5 Easy Uses For Black Salt Newbies

what is black salt
5 Easy Uses For Black Salt NewbiesVicky Chandler

Black salt, or kala namak, is a common ingredient in South Asian kitchens. It has a distinctive eggy-scent, which can take some getting used to if you’re new to its sulphurous fragrance. But much like fish sauce in Thai cookery, it’s worth familiarising yourself with its unusual flavour profile because it lends an umami kick – that somehow deepens and lifts – the heart and soul of snacks and main meals.

Nowadays, black salt features in vegan dishes, like tofu scramble and chickpea omelettes, to mimic the scent and flavour of eggs but if you’re new to it, here are five easy ways to incorporate this volcanic rock salt into your repertoire today:

Shake on fries and snacks

At my grandma’s house in Karachi, the ‘chips-waala’ came to the neighbourhood every day to sell fries from his two-wheeled wooden cart. We’d hear him ringing his bell and then run outside to buy chips covered in spices, black salt and ketchup that tasted ‘chatpatta’ – an Urdu word used to describe food that’s salty, spicy, tangy and sweet in one mouthful. So next time you make fries, tortilla chips or popcorn, sprinkle on some black salt for an easy way to maximise the savouriness with little effort.

Mix into dips

Switch regular salt for black salt when making yoghurt dips like cucumber raita. I mix thick Greek yoghurt with grated cucumber, coarse black pepper and black salt to lend it a deep umami note that complements the cooling freshness of cucumber and mint. To turn this simple dip into a delicious side to have with grilled meat, fish and rice add some bhoondi, which are small balls of fried chickpea flour that you can buy ready-made from Asian supermarkets (soak them in some water for a few minutes first to soften them as you would do with dried mushrooms). Finally, sprinkle more black salt over the top, along with other flavourings, like green chilli, red onions or fresh herbs.

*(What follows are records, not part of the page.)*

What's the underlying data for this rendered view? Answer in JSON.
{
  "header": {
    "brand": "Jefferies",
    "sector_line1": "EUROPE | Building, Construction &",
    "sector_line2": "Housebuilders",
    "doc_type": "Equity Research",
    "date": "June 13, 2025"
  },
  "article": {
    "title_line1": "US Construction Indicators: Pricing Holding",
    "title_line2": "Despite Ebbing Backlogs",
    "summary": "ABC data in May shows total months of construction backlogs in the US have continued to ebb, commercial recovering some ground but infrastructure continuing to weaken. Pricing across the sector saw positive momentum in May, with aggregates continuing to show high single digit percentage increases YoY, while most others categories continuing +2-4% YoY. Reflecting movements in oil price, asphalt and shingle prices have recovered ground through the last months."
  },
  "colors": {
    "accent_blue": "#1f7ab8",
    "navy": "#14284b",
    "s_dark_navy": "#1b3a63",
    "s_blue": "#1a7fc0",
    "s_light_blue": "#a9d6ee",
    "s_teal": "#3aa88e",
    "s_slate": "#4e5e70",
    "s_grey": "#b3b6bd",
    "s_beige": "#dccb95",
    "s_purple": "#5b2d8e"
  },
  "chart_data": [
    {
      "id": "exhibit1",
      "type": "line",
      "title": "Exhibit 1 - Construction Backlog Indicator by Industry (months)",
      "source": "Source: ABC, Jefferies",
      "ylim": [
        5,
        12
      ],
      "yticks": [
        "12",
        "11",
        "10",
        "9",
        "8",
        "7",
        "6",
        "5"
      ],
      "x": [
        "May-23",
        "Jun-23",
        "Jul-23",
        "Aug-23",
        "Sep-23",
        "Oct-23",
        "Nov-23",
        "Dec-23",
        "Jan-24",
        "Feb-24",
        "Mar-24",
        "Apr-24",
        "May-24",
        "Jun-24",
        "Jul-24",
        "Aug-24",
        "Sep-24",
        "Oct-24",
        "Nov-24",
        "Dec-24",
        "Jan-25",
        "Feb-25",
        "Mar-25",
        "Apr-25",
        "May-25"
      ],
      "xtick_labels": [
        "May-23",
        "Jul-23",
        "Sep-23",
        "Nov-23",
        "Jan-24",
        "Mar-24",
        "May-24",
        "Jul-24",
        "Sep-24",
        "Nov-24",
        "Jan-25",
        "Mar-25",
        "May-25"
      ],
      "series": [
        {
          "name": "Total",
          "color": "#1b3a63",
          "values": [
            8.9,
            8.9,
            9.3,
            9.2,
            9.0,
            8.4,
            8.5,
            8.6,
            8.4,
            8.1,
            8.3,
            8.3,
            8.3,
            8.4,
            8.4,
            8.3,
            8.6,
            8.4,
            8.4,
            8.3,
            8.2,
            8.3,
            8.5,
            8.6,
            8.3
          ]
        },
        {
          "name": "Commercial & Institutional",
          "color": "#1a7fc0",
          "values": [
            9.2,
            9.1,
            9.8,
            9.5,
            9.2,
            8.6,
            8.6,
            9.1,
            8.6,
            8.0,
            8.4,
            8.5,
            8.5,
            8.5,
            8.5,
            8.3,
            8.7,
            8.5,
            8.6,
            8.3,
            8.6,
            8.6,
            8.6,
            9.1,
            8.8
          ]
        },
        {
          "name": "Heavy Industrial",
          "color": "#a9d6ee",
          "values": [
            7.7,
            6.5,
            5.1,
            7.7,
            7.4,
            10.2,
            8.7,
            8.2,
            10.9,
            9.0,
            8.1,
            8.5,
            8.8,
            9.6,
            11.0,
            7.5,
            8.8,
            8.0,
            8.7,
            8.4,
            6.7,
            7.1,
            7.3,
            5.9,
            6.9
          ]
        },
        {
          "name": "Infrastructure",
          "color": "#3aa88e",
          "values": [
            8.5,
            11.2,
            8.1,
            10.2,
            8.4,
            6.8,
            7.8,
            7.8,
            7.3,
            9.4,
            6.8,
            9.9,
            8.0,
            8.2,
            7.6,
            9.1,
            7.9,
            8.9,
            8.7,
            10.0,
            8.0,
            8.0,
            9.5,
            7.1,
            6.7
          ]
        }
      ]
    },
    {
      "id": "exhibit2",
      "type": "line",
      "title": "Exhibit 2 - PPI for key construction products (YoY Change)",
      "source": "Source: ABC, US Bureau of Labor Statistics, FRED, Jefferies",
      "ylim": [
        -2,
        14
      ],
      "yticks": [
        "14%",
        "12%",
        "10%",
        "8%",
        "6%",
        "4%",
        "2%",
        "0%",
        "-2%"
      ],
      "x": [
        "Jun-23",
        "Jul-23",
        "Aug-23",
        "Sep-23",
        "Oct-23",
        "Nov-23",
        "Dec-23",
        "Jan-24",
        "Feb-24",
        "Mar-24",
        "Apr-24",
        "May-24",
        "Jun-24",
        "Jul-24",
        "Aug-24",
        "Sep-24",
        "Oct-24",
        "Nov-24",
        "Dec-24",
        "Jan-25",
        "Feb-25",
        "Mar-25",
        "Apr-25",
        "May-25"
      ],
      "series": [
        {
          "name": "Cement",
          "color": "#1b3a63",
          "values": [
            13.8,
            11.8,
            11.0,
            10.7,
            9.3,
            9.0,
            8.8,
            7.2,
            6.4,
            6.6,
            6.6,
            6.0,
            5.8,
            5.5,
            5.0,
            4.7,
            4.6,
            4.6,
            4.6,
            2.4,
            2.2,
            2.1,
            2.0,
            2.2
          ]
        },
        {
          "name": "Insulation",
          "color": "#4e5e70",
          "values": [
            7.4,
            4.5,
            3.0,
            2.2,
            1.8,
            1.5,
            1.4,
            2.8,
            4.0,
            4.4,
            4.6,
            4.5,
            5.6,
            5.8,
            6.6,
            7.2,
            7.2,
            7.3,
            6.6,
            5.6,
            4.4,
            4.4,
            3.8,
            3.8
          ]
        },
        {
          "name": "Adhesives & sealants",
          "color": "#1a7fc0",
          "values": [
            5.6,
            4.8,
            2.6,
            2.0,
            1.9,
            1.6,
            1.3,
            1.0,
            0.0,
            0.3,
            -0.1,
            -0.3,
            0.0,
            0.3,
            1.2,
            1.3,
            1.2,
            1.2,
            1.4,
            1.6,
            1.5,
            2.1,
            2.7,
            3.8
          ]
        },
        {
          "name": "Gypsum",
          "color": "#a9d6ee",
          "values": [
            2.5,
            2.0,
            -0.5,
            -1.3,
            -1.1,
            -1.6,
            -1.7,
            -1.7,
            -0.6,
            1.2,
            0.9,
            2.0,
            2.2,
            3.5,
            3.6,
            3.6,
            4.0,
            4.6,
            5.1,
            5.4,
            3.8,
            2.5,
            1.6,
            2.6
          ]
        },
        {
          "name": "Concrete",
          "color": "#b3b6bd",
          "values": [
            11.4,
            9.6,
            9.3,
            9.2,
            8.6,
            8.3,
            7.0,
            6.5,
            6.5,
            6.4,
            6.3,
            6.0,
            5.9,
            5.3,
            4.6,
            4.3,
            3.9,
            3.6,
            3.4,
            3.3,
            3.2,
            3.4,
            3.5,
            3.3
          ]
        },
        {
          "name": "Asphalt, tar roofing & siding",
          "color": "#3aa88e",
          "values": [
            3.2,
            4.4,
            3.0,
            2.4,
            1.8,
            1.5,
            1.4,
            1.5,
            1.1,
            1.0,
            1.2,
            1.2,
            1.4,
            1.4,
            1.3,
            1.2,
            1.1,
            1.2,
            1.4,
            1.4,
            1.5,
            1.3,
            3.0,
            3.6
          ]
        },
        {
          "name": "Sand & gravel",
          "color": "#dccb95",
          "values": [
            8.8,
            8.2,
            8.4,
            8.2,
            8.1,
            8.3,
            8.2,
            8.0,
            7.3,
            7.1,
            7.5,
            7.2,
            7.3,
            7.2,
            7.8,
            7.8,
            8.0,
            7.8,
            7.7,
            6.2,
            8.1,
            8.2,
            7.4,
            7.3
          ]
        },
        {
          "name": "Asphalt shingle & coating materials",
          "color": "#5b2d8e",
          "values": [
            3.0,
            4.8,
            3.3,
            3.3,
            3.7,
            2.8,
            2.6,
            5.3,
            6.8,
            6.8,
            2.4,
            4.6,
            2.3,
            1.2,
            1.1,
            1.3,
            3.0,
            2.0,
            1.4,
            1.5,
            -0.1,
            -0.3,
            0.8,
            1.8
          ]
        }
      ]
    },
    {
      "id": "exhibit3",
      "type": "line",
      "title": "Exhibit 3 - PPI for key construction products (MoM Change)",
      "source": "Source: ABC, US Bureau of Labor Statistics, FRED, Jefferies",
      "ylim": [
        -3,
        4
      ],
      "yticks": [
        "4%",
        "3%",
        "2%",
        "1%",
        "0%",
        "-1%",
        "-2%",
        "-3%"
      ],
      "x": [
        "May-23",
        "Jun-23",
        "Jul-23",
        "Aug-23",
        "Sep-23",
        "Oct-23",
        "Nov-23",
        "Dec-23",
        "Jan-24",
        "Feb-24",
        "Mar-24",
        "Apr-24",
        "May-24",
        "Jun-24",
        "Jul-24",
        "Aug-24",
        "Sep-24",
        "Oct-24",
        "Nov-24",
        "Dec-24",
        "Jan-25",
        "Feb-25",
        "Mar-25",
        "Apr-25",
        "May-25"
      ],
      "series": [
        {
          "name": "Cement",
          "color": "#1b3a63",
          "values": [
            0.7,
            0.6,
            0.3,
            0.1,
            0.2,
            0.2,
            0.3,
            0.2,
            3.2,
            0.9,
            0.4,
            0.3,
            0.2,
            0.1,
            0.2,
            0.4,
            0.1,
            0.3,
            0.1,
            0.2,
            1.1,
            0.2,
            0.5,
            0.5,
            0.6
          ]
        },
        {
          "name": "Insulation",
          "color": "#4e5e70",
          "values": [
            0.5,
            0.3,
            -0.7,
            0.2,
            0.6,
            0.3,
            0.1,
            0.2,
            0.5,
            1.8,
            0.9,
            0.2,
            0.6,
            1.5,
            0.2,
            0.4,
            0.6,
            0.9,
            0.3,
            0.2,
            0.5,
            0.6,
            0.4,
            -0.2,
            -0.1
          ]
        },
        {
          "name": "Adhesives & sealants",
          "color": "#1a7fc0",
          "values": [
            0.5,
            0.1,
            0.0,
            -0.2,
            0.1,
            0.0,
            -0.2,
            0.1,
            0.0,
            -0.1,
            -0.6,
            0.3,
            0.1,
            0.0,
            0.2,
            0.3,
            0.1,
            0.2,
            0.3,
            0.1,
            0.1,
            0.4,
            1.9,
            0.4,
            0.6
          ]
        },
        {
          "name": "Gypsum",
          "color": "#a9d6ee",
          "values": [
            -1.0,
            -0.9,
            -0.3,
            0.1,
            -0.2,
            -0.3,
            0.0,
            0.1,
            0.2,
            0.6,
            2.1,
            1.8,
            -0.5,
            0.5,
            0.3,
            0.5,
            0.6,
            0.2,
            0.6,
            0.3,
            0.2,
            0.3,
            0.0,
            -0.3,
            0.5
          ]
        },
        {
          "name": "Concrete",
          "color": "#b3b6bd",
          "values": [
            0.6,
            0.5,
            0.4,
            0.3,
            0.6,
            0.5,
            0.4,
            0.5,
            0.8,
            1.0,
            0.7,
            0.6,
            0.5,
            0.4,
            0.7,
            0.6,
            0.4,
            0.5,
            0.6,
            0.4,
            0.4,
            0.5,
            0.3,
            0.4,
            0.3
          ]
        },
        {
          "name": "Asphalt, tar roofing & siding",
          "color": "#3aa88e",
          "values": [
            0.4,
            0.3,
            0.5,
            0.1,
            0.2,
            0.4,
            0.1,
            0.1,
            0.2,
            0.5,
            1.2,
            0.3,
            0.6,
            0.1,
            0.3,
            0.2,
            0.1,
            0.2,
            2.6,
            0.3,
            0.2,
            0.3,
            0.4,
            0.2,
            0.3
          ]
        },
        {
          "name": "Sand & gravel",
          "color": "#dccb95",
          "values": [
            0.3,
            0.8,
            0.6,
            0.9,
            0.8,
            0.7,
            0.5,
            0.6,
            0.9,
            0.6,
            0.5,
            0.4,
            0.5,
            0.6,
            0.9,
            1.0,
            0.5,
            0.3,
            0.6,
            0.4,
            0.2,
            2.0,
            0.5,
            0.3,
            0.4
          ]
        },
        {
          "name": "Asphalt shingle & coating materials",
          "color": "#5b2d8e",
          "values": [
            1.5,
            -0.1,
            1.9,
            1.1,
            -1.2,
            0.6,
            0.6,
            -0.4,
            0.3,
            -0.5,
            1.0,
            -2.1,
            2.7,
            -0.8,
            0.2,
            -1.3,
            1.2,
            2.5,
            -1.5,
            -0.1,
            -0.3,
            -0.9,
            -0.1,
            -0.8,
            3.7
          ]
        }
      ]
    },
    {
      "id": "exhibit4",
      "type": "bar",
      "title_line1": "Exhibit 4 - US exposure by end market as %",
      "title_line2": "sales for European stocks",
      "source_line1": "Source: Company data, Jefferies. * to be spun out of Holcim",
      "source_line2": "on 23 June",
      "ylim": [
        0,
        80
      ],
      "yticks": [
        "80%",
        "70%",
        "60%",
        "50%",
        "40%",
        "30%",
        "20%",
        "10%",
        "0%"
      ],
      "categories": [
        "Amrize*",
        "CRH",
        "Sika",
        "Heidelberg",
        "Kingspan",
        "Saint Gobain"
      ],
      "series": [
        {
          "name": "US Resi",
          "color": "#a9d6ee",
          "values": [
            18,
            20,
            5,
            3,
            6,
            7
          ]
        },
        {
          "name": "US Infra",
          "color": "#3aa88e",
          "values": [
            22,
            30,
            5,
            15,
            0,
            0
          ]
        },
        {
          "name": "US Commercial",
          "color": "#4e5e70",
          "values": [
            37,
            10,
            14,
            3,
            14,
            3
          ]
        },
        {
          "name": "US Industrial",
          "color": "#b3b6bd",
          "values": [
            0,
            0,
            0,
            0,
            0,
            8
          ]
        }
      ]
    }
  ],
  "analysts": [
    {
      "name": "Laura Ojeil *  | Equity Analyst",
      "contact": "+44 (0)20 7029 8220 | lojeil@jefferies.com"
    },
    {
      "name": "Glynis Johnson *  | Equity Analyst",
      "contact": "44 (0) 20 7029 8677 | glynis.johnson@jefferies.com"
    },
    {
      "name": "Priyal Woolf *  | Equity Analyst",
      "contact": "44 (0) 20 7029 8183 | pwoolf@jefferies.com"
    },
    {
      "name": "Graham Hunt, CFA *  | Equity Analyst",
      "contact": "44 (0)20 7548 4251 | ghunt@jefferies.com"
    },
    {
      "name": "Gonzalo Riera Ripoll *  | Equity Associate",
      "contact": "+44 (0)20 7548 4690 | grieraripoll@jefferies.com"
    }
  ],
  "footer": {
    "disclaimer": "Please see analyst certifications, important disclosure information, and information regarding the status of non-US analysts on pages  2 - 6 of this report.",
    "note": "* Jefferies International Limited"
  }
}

raita in a bowl with cucumbers, mint, and powdered red spice cutting board with mint and cucumbers alongside
Lucy Schaeffer

Try it with fruit

Salted caramels and sea salt chocolates are all over supermarket shelves these days but have you ever salted a clementine? My mum used to dip orange segments in black salt before eating them and though it sounds odd, it’s both addictive and refreshing, particularly on juicy fruits like watermelon or pineapple. It’s common in Asian households to add black salt and spices (often combined in a convenient store-bought tangy blend called chaat masala) to fruit salads featuring anything from guava, bananas and apples to pomegranate seeds and mango.

Blend into fruity drinks

For a refreshing, salty pick-me-up make ‘nimbu pani’; squeeze lime juice into a glass of ice water and sprinkle in some black salt along with a pinch of sugar or a few drops of simple syrup made by boiling equal parts sugar and water together. Lemon, orange, and grapefruit work as brilliant alternatives to lime juice too.

Sprinkle over nachos

Sprinkle black salt over loaded vegan nachos to give them a meaty-flavour minus the meat. Simply omit the ground beef and replace with beans (or use meat substitutes like Quorn) along with vegan cheese, jalapeños and guacamole. Pair it with nutritional yeast to maximise the cheesiness too.